Mitos 9: Hay fever hanyalah gangguan ringan

Alergi rhinitis, juga disebut hay fever, adalah sekelompok gejala tidak nyaman yang terjadi ketika tubuh terkena alergen tertentu. Alergi ini bersifat musiman - dipicu oleh alergen seperti serbuk sari dan spora kapang - atau terjadi sepanjang tahun sebagai respons terhadap pemicu seperti tungau debu, hewan peliharaan, jamur, atau kecoa. Ada juga rhinitis non alergi, yang tidak melibatkan sistem kekebalan tubuh dan dapat dipicu oleh iritasi di udara, seperti asap dan parfum, obat-obatan, dan makanan.

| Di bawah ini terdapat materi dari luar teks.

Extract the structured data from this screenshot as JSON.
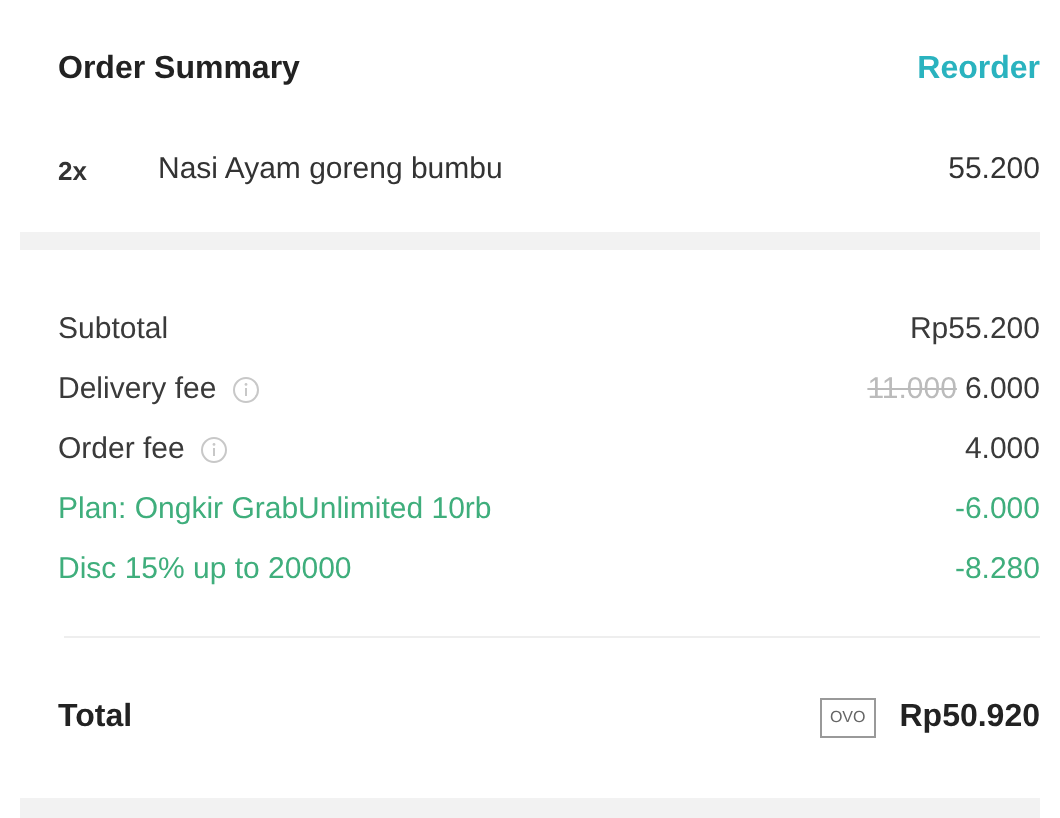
{
  "header": {
    "title": "Order Summary",
    "action": "Reorder"
  },
  "items": [
    {
      "quantity": "2x",
      "name": "Nasi Ayam goreng bumbu",
      "price": "55.200"
    }
  ],
  "lines": [
    {
      "kind": "charge",
      "label": "Subtotal",
      "info": false,
      "value": "Rp55.200"
    },
    {
      "kind": "charge",
      "label": "Delivery fee",
      "info": true,
      "original": "11.000",
      "value": "6.000"
    },
    {
      "kind": "charge",
      "label": "Order fee",
      "info": true,
      "value": "4.000"
    },
    {
      "kind": "discount",
      "label": "Plan: Ongkir GrabUnlimited 10rb",
      "info": false,
      "value": "-6.000"
    },
    {
      "kind": "discount",
      "label": "Disc 15% up to 20000",
      "info": false,
      "value": "-8.280"
    }
  ],
  "total": {
    "label": "Total",
    "payment": "OVO",
    "amount": "Rp50.920"
  }
}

Hay fever paling sering dikaitkan dengan bersin, batuk, hidung tersumbat, dan mata gatal. Perawatan untuk alergi rhinitis biasanya dengan membatasi paparan terhadap pemicu dan minum obat, seperti dekongestan atau antihistamin, untuk menghilangkan gejala. Jangan anggap remeh hay fever karena bisa menyebabkan komplikasi yang lebih serius. Gejalanya dapat mengganggu tidur, dan bahkan membuat penderita alergi ini lebih rentan terhadap infeksi sinusitis dan infeksi telinga. Hay fever juga dapat memicu atau memperburuk gejala asma, terutama selama musim serbuk sari.